Compressive earth stresses, or closure stresses, encountered in subterranean formations subjected to fracturing can range from 500 psi to 25,000 psi or even higher, depending upon the depth of the fracture. Accordingly, the proppant selected for a particular subterranean formation must be strong enough to resist the compressive earth forces in that formation, thereby keeping the fractures open and allowing fluid flow therethrough. Thus, sand proppant particles are generally used where closure stresses are up to about 6,000 psi, ceramics are generally used at closure stresses up to about 15,000 psi, and bauxite is generally used at closure stresses greater than about 15,000 psi.

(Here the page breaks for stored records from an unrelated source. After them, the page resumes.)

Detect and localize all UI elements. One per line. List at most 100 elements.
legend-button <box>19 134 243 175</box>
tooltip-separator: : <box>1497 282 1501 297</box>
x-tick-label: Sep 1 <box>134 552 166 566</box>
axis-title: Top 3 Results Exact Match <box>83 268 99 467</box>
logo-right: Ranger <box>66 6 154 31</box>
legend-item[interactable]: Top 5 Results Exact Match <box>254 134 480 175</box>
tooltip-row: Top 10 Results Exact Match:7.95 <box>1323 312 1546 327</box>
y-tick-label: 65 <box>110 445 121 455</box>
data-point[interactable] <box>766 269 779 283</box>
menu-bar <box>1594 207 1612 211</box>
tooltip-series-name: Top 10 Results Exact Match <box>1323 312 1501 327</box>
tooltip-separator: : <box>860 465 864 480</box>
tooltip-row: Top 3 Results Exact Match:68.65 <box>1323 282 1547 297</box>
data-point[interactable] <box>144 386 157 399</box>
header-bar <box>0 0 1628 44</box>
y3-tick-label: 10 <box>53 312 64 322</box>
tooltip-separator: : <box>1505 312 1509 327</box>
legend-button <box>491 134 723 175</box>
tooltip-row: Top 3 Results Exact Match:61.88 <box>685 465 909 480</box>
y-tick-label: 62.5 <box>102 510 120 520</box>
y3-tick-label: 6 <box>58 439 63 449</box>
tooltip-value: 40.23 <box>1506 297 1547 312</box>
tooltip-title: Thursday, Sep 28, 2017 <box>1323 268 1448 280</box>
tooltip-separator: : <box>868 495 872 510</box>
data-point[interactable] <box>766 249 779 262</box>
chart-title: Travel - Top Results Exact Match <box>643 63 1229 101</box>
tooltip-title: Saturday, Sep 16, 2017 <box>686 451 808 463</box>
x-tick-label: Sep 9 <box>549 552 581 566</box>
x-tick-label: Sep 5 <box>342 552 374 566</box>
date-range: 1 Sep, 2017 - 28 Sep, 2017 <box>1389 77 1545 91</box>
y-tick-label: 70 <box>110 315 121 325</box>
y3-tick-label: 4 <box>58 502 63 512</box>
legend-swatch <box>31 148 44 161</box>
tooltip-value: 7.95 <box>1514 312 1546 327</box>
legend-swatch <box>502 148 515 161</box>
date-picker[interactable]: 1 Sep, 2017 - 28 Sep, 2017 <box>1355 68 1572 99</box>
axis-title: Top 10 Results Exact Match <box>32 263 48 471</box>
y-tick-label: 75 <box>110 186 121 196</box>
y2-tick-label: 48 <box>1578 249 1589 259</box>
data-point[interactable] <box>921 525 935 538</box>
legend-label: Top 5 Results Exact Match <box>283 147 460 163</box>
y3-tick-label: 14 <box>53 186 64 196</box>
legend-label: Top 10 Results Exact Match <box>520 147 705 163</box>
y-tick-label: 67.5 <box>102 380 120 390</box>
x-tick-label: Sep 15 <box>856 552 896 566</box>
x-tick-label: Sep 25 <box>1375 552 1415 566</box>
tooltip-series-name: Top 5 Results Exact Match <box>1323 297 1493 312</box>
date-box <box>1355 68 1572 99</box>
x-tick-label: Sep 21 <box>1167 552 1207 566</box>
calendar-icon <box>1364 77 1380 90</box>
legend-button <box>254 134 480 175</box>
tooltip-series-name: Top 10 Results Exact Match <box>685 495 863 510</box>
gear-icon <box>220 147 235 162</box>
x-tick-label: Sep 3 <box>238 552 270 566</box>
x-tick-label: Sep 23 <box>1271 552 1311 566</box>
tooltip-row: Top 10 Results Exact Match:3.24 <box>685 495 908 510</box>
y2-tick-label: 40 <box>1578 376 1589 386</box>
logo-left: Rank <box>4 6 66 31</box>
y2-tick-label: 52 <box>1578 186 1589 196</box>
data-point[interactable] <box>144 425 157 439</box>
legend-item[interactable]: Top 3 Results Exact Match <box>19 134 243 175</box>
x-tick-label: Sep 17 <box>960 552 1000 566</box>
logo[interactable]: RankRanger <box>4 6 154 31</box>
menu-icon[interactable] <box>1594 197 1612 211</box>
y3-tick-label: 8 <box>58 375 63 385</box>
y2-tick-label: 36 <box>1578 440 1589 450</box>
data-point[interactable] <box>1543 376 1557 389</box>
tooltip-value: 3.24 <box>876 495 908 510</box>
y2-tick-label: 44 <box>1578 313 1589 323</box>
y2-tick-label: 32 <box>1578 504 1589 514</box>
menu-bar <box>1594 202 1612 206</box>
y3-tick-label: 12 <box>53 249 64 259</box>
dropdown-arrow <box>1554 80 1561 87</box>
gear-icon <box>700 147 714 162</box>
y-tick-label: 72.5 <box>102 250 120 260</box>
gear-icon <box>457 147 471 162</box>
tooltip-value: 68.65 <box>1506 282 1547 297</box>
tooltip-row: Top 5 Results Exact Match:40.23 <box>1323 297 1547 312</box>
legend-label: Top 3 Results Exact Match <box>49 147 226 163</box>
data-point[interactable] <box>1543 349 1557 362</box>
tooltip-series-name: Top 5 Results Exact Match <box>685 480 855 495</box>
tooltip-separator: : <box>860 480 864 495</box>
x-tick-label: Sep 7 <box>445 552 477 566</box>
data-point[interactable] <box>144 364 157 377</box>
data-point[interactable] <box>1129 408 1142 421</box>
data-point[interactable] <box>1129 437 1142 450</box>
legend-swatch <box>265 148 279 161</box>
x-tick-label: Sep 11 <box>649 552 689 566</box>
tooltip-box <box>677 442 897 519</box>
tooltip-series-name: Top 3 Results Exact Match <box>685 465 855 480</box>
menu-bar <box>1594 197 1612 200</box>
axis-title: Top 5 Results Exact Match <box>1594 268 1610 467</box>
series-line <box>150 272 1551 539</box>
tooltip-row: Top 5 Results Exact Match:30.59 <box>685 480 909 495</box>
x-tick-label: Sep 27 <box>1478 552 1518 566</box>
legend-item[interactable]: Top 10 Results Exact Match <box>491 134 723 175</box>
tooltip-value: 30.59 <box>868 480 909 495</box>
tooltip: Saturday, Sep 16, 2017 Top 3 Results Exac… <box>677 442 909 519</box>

The productivity of a subterranean fracture is dependent upon, among other things, the conductivity of the fracture. Conductivity is defined as the permeability of the proppant times the width of the fracture. Permeability, in turn, refers to the permeability of a mass or "pack" of the proppant particles and is governed by the size and shape of the proppant particles and the size of the interstitial spaces between the particles. These interstitial spaces become the passageways for the flow and recovery of subterranean fluids. Accordingly, a proppant consisting of coarse proppant particles can form a proppant pack having larger interstitial spaces to achieve higher conductivity relative to a proppant consisting of finer proppant particles.
Despite the advent of modern proppants, conductivity of proppant-filled fractures continues to be a problem. In formations at shallower depths where closure pressures are typically about 4000 psi or less, coarser proppant particles greater than about 40 mesh are commonly used. However, coarser proppant particles are susceptible to bridging in fractures during stimulation treatment. Bridging occurs when the coarse proppant particles plug narrow fractures. The result is a reduction in the overall productivity of the well bore or premature screen-out. Moreover, the stress encountered even in shallower formations may produce fines that migrate and plug the interstitial flow passages between the proppant particles, thereby drastically reducing the conductivity of the fracture.
In fractures located at greater depths where closure pressures are higher, e.g. 10,000 psi or more, proppants composed of finer particles are typically used. However, because the interstitial spaces between these finer particles is smaller, permeability and hence conductivity are inherently less.
It is desirable to have a method of increasing the conductivity of a subterranean fracture. It is also desirable to develop a proppant having increased permeability for a given particle size. It is also desirable to replace coarse proppant particles with finer proppant particles in subterranean fracturing operations while maintaining or improving the conductivity of the fracture.